I think each medium has its Golden Age. I just bought Donald Theall's "The Virtual McLuhan" primarily because Edmund Carpenter wrote a very long appendix about the work he and McLuhan did at the University of Toronto and afterward. See if this passage has a ring to it.
For one brief moment, media were open, democratic. I recall another instance, this one personal. I discovered that the ancient Serpent Mound near Peterborough, though on government land, had been sub-divided. Tress had been cut. Bulldozzers stood ready. Officials ignored me. So I mounted a one-man media crusade. Officialdom closed ranks. On the last day I gambled. I was never certain, but I suspected a $3,000 bribe, at a low level. Higher-ups, I knew, feared the charge of cover-up. I called the provincial minister of Education. The moment I got through, I warned: "Destroy that mound and I'll wipe your fucking ass across every headline in the province." It worked, instantly. The place is now a park. I believe a plaque there honors those same officials.
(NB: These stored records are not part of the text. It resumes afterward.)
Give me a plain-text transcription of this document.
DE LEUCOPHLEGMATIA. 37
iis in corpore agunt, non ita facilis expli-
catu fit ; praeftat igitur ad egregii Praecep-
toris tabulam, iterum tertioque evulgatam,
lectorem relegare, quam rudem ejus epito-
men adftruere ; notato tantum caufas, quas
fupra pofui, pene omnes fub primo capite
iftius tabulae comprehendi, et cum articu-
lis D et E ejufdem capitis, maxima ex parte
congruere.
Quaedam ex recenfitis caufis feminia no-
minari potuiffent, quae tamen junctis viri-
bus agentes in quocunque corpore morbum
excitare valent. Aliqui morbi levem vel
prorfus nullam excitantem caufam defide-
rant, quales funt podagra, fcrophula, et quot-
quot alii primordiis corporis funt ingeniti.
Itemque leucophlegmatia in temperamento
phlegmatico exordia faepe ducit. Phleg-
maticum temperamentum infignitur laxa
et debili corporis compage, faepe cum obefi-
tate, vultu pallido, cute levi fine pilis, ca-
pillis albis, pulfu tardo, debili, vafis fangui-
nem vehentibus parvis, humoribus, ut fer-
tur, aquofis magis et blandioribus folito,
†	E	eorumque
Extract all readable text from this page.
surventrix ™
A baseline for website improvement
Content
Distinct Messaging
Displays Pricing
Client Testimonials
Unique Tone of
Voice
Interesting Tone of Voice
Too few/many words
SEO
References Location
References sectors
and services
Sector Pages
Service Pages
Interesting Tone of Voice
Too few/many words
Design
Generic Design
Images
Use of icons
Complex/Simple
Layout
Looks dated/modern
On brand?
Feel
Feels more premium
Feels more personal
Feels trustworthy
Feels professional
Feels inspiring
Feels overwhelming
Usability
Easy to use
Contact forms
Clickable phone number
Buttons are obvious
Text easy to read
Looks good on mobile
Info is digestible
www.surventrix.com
I mention these two incidents to illustrate changes in media access. Today (in the U.S. at least), private citizens, unless they possess immense wealth, have little access to media. This wasn't true of Toronto in the 'fifties. Media were then open, competing, democratic. A remarkable moment. It didn't last. Power & profit got their act together. Form open market, media went to closed networks.
p 251-252
With several bloggers become regulars on television and the A-list position being firmed up, where are we now? Or with musicians on the radio?